CHADRON – When hundreds of regional high school musicians took to the stage in Chadron State College’s Memorial Hall Auditorium during the 45th Annual High Plains Band and Choir Festival they heard a new sound.
An acoustical shell, completed in late January will help the performers hear themselves and fellow musicians better. The inaugural event for the shell is the High Plains final concert Tuesday at 5 p.m.
The shell, which consists of two large, lighted ceiling panels and seven towers is the final component in a multi-phase project spanning several years, according to Blair Brennan, construction project coordinator.
“There are a lot of moving parts in this system,” said Brennan, referring to more than 25 lines sets used to lower and raise scenic backdrops, lights, curtains, projections screens in addition to the new acoustical ceiling panels.
Preliminary work to prepare the theatrical rigging system, known as a fly, included electrical upgrades, additional winches and counterbalance weights, according to Brennan.
Dr. Jim Margetts, dean of the School of Liberal Arts, said current plans are to use the modular and movable shell during acoustic or non-amplified instrumental and vocal performances.
“The basic principle in its design is to allow the musicians performing on stage to hear one another, providing better intonation and blend, and also to facilitate the distribution of more of the sound out into the auditorium space. Without the acoustical enclosure, much of the sound being produced by the musicians travels straight up into the rafters and never makes it out into the audience,” Margetts said.
Margetts said the design of the shell is ideal because it still allows the auditorium to function both as a theatre and as a concert stage.

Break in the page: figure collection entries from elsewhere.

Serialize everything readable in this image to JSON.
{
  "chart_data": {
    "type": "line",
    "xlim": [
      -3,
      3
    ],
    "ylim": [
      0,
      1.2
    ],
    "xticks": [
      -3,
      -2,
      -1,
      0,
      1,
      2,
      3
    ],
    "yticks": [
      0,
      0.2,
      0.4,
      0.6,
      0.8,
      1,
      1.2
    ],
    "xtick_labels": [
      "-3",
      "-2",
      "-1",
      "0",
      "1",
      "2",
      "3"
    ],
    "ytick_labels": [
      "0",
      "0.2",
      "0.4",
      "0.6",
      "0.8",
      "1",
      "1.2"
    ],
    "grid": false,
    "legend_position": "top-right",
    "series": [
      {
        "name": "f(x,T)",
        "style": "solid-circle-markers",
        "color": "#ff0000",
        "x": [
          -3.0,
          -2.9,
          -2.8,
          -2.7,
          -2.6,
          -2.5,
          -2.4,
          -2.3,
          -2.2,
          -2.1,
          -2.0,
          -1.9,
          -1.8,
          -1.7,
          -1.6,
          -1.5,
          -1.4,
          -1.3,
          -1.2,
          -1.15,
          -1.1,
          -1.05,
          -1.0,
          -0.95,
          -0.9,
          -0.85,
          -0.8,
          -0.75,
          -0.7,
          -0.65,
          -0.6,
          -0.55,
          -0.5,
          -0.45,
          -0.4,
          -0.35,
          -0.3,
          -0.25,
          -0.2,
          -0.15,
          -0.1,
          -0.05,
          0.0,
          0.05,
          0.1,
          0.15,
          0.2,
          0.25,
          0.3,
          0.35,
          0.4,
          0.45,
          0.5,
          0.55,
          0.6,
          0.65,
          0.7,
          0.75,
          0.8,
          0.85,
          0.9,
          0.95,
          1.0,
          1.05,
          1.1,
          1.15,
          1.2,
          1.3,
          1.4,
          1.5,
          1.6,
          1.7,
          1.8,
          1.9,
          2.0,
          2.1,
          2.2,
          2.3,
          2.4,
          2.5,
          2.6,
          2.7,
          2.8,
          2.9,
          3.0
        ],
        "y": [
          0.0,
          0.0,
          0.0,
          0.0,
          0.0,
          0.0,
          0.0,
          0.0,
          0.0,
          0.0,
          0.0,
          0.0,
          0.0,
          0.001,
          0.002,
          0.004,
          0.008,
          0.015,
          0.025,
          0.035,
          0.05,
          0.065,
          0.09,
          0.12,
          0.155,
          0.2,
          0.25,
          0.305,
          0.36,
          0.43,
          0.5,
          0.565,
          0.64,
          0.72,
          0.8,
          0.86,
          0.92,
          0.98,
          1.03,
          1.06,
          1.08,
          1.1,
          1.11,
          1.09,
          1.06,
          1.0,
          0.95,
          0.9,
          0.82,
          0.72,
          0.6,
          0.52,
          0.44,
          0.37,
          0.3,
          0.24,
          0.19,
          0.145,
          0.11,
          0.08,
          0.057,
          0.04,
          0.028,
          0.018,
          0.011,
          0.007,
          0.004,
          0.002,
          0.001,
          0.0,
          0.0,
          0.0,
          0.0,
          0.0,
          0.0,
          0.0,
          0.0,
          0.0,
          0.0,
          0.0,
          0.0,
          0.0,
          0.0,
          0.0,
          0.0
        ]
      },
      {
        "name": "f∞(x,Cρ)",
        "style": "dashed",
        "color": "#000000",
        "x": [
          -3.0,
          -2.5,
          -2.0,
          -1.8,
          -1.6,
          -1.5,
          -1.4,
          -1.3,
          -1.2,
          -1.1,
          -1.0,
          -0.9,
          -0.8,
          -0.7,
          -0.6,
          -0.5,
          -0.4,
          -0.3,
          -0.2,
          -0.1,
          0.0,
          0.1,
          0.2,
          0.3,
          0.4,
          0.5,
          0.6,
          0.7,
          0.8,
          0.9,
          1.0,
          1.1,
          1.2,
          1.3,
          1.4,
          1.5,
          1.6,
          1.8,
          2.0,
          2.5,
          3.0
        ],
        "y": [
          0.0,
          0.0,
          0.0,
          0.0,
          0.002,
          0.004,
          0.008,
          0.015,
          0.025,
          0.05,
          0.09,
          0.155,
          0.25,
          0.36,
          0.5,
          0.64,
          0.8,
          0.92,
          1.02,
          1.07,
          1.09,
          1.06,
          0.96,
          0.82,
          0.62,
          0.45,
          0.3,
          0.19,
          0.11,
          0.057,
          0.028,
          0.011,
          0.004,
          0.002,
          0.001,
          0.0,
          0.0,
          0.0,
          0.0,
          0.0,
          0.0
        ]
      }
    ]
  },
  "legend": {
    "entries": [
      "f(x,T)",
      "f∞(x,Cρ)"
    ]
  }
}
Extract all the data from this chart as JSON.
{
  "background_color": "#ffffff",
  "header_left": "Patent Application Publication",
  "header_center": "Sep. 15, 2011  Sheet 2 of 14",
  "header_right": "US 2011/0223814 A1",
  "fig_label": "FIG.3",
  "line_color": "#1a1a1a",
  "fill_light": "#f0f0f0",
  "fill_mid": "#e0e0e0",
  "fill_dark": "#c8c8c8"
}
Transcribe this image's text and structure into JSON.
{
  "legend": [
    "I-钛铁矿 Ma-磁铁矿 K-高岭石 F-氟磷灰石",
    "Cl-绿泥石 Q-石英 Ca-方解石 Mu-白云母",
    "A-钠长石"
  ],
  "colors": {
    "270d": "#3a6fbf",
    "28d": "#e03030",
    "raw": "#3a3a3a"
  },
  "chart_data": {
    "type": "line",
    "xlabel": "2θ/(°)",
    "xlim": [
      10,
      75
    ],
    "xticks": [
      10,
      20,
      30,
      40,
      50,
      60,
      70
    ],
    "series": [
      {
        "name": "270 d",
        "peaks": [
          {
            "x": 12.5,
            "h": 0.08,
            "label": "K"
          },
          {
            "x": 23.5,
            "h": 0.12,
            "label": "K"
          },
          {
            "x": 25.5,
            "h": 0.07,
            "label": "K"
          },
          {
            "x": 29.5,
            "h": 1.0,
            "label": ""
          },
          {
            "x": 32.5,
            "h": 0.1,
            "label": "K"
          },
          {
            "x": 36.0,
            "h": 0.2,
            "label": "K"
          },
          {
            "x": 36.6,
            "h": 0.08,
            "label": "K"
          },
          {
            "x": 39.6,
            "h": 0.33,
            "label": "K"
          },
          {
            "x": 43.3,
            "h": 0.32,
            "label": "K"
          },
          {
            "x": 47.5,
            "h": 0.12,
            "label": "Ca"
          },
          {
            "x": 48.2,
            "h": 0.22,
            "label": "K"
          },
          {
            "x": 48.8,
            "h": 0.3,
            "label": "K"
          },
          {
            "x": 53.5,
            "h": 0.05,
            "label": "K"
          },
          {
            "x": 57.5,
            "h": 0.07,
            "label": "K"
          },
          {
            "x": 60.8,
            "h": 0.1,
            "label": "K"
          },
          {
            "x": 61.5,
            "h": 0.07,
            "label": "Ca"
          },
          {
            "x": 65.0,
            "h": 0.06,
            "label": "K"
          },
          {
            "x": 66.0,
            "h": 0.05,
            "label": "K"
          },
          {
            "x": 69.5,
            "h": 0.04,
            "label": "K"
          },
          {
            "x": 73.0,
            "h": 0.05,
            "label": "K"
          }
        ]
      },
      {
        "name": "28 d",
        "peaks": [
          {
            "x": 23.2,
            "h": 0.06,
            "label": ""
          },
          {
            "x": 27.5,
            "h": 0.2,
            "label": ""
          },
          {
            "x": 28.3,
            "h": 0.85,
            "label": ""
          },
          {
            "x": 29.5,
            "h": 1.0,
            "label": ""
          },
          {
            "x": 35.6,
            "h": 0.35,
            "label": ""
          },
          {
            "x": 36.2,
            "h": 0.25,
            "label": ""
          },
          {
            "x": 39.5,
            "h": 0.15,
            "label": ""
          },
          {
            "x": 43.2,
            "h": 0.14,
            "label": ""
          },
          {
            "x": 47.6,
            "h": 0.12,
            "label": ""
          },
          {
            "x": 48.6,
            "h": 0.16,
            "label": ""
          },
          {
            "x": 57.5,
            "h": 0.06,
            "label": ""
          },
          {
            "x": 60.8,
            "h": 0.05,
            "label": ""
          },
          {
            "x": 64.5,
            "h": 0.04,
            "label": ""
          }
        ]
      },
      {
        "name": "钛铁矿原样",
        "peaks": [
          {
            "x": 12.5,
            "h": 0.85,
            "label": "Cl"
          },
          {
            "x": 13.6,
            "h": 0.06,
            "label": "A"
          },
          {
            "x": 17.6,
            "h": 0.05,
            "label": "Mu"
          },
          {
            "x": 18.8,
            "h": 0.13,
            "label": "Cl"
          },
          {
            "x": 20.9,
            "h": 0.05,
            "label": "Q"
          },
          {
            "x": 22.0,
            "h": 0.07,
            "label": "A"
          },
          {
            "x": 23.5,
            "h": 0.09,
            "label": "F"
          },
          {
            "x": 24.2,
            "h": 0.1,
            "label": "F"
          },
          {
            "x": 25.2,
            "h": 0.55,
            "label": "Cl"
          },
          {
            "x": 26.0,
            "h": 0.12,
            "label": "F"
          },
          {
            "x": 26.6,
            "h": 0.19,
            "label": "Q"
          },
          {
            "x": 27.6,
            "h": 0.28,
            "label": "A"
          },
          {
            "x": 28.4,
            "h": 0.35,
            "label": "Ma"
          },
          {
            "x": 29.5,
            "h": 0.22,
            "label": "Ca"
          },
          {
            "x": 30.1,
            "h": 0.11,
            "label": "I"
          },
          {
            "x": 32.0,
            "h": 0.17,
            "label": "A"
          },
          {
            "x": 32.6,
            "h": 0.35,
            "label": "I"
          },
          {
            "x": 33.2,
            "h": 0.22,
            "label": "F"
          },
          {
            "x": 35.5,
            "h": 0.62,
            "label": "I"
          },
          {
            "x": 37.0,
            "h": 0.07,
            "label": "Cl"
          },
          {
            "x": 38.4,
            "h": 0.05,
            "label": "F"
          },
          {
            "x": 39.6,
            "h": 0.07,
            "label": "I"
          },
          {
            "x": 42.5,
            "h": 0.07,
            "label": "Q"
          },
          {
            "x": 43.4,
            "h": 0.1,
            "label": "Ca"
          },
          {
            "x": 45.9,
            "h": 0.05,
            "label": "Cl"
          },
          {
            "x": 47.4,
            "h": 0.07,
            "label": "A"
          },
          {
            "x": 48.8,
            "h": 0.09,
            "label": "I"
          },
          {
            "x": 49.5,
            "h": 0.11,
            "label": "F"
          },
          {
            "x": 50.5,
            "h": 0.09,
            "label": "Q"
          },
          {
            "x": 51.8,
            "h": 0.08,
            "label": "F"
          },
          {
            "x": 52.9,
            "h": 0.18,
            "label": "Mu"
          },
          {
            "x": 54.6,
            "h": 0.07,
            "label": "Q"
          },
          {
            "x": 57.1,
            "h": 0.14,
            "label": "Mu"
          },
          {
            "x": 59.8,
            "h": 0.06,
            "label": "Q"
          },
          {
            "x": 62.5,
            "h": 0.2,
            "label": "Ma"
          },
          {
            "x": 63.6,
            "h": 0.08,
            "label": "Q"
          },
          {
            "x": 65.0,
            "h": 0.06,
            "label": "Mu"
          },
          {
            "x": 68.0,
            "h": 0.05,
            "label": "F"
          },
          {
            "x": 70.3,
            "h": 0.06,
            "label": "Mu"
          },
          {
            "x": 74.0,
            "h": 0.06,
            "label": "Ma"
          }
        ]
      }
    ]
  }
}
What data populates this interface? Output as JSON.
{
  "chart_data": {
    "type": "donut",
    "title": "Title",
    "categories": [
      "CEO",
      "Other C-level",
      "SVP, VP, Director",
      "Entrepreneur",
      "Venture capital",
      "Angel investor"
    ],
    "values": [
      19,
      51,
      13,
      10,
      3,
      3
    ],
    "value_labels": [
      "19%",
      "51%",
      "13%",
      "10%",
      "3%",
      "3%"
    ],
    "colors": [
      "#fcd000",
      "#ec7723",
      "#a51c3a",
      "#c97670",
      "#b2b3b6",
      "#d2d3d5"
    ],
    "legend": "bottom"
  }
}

“Once we establish the routine for assembling and disassembling the shell, it should be possible to accomplish the transformation in less than an hour. The enclosure consists of panels that can be configured in several combinations. For instance, there is an option to create a smaller stage for events with fewer musicians, like a piano recital.”
The initial planning for the acoustical shell began about five years ago, according to Margetts.
“Any project of this magnitude, as you can imagine, requires the collaboration and contribution of many individuals. I know that the music faculty is very appreciative of all of the assistance and support they have received from many administrators, professional staff members, and support staff members in seeing this project through to its completion,” he said.
Margetts thinks audience members will be surprised by the improved sound and also the visual appeal of the new acoustical enclosure.
“It really transforms the space in a way that should enhance many future performances. We can hardly wait to share it,” he said.